As Christians, we endure suffering with Christ and with one another. The death of God incarnate, Jesus, ushers us into eternal life in which sin and suffering will be no more. But until the Last Day, sin and suffering remain in this world. But they have been dealt with. St. Paul commands Timothy, and us as disciples of Jesus Christ by faith, “Share in suffering as a good soldier of Christ Jesus.” Timothy is to share in the sufferings of Paul who had been imprisoned for proclaiming the Good News of Jesus’ death and resurrection for the forgiveness of sins. As brothers and sisters in Christ, we also share in the sufferings and troubles of one another. You are not alone with what you experience in this life. We are united with Christ in His death and resurrection through our Baptism. We are united we one another as members of His body, the Church. As they say, “We’re in this together.”
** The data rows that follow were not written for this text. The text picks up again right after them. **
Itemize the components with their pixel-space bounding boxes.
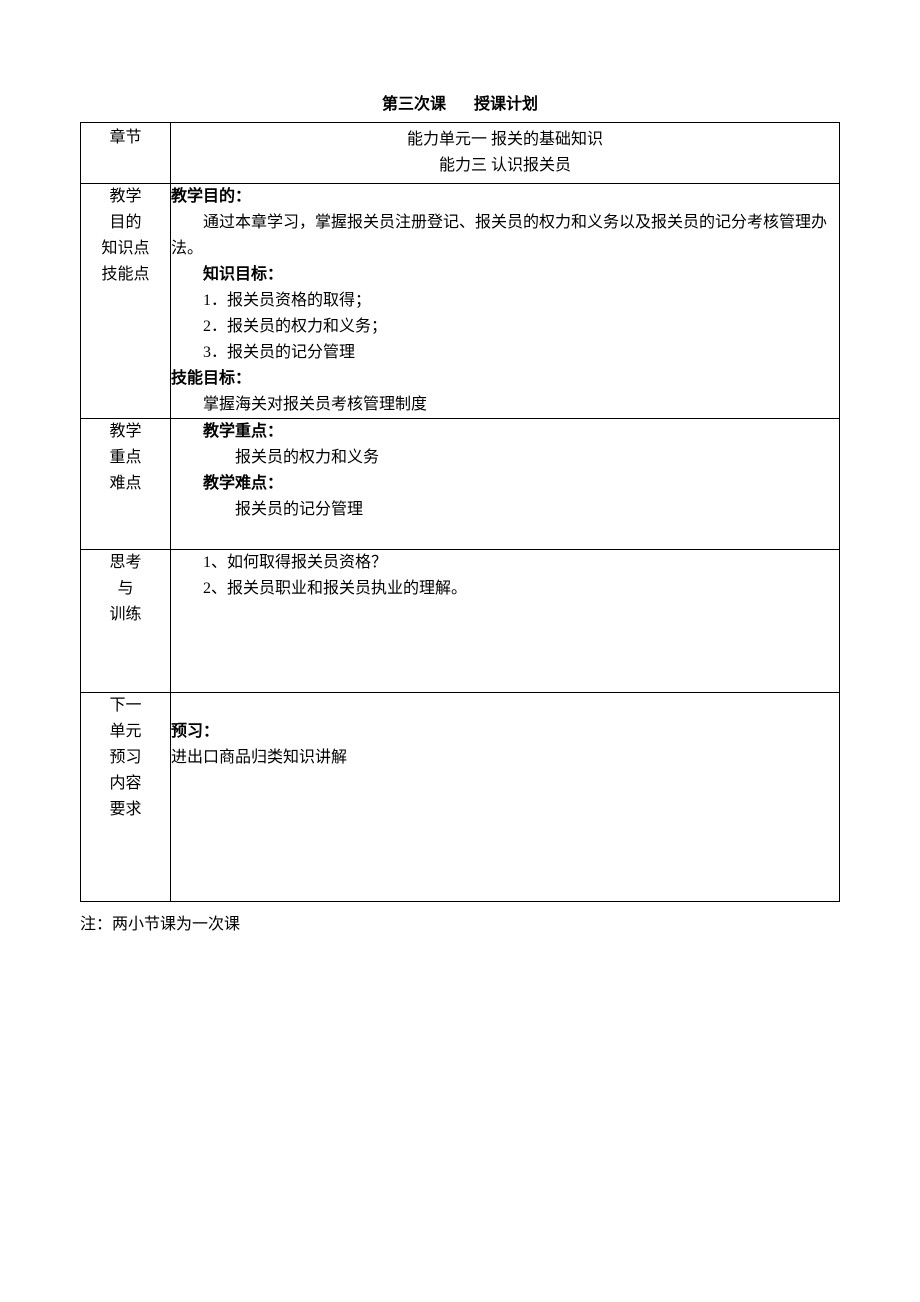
preview-content: 预习： 进出口商品归类知识讲解 <box>171 693 840 902</box>
page-title: 第三次课 授课计划 <box>80 90 840 114</box>
label-line: 要求 <box>81 797 170 823</box>
purpose-text: 通过本章学习，掌握报关员注册登记、报关员的权力和义务以及报关员的记分考核管理办法… <box>171 210 839 262</box>
label-line: 重点 <box>81 445 170 471</box>
thinking-q2: 2、报关员职业和报关员执业的理解。 <box>171 576 839 602</box>
chapter-line1: 能力单元一 报关的基础知识 <box>171 127 839 153</box>
label-line: 技能点 <box>81 262 170 288</box>
chapter-line2: 能力三 认识报关员 <box>171 153 839 179</box>
heading-preview: 预习： <box>171 719 839 745</box>
footnote: 注：两小节课为一次课 <box>80 910 840 934</box>
heading-knowledge: 知识目标： <box>171 262 839 288</box>
label-line: 教学 <box>81 184 170 210</box>
lesson-plan-table: 章节 能力单元一 报关的基础知识 能力三 认识报关员 教学 目的 知识点 技能点… <box>80 122 840 902</box>
knowledge-item-3: 3．报关员的记分管理 <box>171 340 839 366</box>
knowledge-item-1: 1．报关员资格的取得； <box>171 288 839 314</box>
label-line: 与 <box>81 576 170 602</box>
chapter-content: 能力单元一 报关的基础知识 能力三 认识报关员 <box>171 123 840 184</box>
difficulty-text: 报关员的记分管理 <box>171 497 839 523</box>
heading-purpose: 教学目的： <box>171 184 839 210</box>
focus-content: 教学重点： 报关员的权力和义务 教学难点： 报关员的记分管理 <box>171 419 840 550</box>
thinking-q1: 1、如何取得报关员资格？ <box>171 550 839 576</box>
row-label-preview: 下一 单元 预习 内容 要求 <box>81 693 171 902</box>
label-line: 教学 <box>81 419 170 445</box>
label-line: 目的 <box>81 210 170 236</box>
heading-difficulty: 教学难点： <box>171 471 839 497</box>
objectives-content: 教学目的： 通过本章学习，掌握报关员注册登记、报关员的权力和义务以及报关员的记分… <box>171 184 840 419</box>
title-part1: 第三次课 <box>382 96 446 113</box>
knowledge-item-2: 2．报关员的权力和义务； <box>171 314 839 340</box>
skill-text: 掌握海关对报关员考核管理制度 <box>171 392 839 418</box>
label-line: 下一 <box>81 693 170 719</box>
label-line: 内容 <box>81 771 170 797</box>
heading-skill: 技能目标： <box>171 366 839 392</box>
label-line: 思考 <box>81 550 170 576</box>
row-label-focus: 教学 重点 难点 <box>81 419 171 550</box>
label-line: 难点 <box>81 471 170 497</box>
label-line: 训练 <box>81 602 170 628</box>
label-line: 单元 <box>81 719 170 745</box>
heading-focus: 教学重点： <box>171 419 839 445</box>
title-part2: 授课计划 <box>474 96 538 113</box>
row-label-chapter: 章节 <box>81 123 171 184</box>
preview-text: 进出口商品归类知识讲解 <box>171 745 839 771</box>
label-line: 知识点 <box>81 236 170 262</box>
label-line: 预习 <box>81 745 170 771</box>
thinking-content: 1、如何取得报关员资格？ 2、报关员职业和报关员执业的理解。 <box>171 550 840 693</box>
focus-text: 报关员的权力和义务 <box>171 445 839 471</box>
label-text: 章节 <box>109 129 141 146</box>
row-label-objectives: 教学 目的 知识点 技能点 <box>81 184 171 419</box>
row-label-thinking: 思考 与 训练 <box>81 550 171 693</box>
And together we speak God’s Word of truth in Jesus Christ to one another. We come together and look at life realistically from the perspective of the cross, knowing that what is difficult to bear—suffering—reveals the power and glory of God in Christ Jesus at work for you. “The Word of God is not bound.” His Word is present and active in the midst of our struggles in this life, assuring us that this is not our end. Our end is in heaven, in glory, with God, forever, without suffering, sin, and death. Here, we must struggle against our sins, but we always have the forgiveness that is ours in the cross. Here, we must bear our own crosses and sufferings, but these sufferings, these crosses, are taken up into Jesus’ cross. The victory is already won. “Remember Jesus Christ risen from the dead!” St. Paul writes in Romans 8, “The Spirit himself bears witness with our spirit that we are children of God, and if children, then heirs—heirs of God and fellow heirs with Christ, provided we suffer with him in order that we may also be glorified with him. For I consider that the sufferings of this present time are not worth comparing with the glory that is to be revealed to us” (Romans 8:16-18). And we are looking forward to that glory with faith and trust in Jesus.
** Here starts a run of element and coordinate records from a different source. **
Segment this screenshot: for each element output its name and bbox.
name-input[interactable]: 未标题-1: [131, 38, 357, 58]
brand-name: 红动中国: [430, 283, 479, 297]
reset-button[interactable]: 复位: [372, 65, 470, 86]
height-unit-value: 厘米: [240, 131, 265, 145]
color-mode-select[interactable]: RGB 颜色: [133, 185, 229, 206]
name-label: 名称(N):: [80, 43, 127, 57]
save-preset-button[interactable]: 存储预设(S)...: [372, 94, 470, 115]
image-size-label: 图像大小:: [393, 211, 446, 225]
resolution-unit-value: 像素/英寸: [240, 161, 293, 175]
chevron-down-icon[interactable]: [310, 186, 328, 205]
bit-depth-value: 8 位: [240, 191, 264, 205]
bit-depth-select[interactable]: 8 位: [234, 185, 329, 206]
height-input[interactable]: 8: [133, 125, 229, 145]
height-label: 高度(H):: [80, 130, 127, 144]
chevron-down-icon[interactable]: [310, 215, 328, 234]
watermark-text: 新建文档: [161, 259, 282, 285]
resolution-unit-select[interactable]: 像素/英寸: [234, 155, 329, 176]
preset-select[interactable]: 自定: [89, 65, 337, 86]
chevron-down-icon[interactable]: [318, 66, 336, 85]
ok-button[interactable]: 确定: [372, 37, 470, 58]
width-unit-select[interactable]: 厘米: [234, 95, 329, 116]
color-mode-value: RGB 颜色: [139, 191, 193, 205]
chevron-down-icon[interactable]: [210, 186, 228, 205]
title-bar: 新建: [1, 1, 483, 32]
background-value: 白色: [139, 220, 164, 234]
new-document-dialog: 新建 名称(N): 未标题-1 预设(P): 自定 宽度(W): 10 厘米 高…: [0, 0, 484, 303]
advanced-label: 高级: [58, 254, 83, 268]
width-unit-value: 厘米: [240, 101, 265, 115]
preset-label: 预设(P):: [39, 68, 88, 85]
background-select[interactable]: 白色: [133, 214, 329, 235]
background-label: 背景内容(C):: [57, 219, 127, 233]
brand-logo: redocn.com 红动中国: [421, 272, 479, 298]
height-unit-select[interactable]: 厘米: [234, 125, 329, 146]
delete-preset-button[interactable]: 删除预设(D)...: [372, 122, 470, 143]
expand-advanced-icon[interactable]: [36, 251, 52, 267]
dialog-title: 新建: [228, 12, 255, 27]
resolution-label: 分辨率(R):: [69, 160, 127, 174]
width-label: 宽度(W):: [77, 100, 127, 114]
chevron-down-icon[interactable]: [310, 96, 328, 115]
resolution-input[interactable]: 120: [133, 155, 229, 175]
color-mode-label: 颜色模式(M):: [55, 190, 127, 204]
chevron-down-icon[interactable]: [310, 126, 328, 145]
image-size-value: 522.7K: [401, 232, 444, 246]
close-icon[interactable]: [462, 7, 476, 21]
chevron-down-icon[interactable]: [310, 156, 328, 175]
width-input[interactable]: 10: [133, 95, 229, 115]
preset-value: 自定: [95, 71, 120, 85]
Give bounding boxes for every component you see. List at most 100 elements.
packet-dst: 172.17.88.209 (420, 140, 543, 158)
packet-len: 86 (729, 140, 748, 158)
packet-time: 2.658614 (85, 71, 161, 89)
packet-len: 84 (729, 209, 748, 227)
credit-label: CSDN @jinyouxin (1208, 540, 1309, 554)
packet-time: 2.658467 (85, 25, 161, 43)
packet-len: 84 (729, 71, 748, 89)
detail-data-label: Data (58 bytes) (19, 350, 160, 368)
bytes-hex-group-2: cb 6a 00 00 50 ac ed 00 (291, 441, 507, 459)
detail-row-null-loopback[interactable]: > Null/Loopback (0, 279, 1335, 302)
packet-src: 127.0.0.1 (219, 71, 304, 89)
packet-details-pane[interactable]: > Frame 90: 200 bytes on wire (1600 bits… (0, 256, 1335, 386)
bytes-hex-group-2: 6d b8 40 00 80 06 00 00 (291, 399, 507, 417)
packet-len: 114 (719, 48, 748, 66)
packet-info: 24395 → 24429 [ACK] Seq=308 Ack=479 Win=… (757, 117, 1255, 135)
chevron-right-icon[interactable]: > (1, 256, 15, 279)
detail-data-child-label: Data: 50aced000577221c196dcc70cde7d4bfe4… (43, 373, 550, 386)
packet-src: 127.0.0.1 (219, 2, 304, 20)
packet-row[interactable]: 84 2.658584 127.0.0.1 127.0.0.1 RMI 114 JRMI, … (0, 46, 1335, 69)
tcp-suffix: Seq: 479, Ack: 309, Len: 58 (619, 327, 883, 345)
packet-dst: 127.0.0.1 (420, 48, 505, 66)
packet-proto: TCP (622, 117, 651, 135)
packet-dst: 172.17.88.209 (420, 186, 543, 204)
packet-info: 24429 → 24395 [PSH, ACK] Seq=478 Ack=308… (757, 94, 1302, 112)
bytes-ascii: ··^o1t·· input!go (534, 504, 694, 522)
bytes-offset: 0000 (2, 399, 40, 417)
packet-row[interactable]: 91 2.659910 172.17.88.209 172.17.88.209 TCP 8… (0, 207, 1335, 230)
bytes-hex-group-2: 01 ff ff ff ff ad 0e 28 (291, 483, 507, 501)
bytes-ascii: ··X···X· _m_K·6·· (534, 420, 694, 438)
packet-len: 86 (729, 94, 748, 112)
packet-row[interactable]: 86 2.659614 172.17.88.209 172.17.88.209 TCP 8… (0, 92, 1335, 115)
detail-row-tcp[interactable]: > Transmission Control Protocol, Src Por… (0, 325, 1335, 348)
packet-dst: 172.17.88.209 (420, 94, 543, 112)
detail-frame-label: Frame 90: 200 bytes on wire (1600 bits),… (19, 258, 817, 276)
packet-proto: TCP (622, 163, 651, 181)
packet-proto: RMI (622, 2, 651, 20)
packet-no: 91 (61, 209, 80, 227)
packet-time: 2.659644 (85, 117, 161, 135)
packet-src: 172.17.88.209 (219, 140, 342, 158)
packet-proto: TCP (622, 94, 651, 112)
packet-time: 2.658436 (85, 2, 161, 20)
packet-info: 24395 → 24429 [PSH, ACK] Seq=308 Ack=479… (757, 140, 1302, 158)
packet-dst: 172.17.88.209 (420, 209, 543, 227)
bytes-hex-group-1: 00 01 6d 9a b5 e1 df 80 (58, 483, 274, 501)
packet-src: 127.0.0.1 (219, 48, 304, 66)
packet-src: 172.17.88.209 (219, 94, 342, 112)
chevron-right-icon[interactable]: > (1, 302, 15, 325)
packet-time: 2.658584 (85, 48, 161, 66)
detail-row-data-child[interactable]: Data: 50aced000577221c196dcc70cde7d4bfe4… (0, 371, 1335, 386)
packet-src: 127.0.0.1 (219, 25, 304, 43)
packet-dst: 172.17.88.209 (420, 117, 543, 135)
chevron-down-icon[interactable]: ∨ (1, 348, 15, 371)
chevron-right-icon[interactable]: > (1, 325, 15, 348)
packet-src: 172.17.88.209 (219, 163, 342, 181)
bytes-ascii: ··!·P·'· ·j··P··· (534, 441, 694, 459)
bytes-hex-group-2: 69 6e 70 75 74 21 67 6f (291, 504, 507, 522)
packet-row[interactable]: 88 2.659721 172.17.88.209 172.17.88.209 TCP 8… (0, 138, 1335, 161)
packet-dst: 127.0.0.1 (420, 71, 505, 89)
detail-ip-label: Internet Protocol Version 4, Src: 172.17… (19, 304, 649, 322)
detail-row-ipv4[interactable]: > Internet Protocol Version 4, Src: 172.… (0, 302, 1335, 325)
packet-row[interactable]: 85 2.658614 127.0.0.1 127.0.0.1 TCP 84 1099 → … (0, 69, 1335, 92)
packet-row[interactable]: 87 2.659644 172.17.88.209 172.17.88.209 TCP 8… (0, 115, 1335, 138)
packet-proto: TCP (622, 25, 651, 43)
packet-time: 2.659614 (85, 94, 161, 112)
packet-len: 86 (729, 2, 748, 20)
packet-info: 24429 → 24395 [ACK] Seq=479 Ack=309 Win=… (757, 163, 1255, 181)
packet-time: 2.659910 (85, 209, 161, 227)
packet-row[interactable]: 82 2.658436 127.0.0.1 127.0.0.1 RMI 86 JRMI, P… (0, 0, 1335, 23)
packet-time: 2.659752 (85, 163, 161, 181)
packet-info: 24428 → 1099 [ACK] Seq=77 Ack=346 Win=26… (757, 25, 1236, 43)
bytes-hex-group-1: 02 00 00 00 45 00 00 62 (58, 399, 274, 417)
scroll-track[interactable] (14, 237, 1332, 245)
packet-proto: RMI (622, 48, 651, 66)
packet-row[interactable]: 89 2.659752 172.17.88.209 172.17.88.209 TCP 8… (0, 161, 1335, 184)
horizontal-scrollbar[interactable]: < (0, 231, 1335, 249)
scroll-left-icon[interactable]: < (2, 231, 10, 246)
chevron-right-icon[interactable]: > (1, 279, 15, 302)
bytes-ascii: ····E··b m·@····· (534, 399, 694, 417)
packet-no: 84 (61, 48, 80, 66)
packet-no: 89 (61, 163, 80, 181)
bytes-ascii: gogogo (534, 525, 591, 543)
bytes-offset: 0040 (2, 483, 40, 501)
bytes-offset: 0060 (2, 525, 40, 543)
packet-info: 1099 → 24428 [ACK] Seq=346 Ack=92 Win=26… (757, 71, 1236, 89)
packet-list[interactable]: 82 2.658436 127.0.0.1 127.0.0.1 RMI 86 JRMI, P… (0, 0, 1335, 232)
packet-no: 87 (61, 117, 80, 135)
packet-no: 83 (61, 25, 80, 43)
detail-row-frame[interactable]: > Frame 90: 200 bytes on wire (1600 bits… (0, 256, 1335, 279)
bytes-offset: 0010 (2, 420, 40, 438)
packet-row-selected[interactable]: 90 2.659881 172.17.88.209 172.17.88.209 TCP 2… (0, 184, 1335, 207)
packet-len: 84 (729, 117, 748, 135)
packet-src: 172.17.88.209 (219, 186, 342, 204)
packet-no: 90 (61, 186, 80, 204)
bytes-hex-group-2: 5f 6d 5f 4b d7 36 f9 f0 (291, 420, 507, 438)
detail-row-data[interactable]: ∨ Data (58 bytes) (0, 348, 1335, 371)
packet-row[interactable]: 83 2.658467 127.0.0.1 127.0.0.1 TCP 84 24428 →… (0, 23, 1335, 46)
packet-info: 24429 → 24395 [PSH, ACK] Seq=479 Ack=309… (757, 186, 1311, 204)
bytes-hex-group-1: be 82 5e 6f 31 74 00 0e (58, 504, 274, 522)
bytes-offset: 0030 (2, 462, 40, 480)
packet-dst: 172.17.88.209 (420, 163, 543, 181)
Our Lord and Savior Himself is acquainted with the worst we can go through. Jesus went through that and more for us to save and to rescue us from sin, death, and hell. “The Word is trustworthy: for if we have died with him, we will also live with him; if we endure, we will also reign with him; if we will deny him, he will also deny us; if we are faithless, he remains faithful, for he is not able to deny himself.” Christ our Savior is with us in our anguish and pain. He is with us in the days of trouble and sorrow. He stands with us in our trials and He helps us through them all by means of His Spirit through Word and Sacrament, through brothers and sisters who comfort us with the Word and who pray on our behalf.
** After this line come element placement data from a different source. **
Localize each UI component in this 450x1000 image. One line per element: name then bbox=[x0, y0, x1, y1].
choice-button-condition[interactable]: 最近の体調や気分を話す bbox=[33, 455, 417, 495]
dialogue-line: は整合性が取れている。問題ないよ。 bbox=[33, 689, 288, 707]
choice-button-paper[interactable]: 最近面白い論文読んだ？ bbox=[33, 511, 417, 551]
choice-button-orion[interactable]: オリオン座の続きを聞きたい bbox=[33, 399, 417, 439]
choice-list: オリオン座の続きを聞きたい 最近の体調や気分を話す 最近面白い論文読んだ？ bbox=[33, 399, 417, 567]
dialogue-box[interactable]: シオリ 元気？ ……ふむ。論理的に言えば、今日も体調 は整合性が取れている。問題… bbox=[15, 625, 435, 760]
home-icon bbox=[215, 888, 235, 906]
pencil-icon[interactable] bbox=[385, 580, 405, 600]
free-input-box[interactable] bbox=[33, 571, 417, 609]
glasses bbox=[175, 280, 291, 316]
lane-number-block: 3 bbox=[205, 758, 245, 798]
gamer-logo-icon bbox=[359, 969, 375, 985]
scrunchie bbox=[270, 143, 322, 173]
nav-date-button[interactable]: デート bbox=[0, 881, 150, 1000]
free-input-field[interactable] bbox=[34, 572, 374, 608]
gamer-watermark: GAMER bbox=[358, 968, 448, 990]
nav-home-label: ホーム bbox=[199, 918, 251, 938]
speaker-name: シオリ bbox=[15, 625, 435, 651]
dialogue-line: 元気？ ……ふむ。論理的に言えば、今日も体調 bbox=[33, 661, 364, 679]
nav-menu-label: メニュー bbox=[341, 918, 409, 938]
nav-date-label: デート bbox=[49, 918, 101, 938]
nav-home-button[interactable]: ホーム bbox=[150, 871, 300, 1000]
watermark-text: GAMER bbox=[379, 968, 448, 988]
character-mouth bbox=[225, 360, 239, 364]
Know for certain that you will live with Him in glory and victory. Suffering will come to an end. You will reign with Christ Jesus in the new creation. He remains faithful to you, always. The proof is in Jesus’ cross and the empty tomb, in the forgiveness of sins and eternal life. Amen.
Martin Luther, Luther’s Works, Vol. 31: Career of the Reformer I, ed. Jaroslav Jan Pelikan, Hilton C. Oswald, and Helmut T. Lehmann, vol. 31 (Philadelphia: Fortress Press, 1999), 53.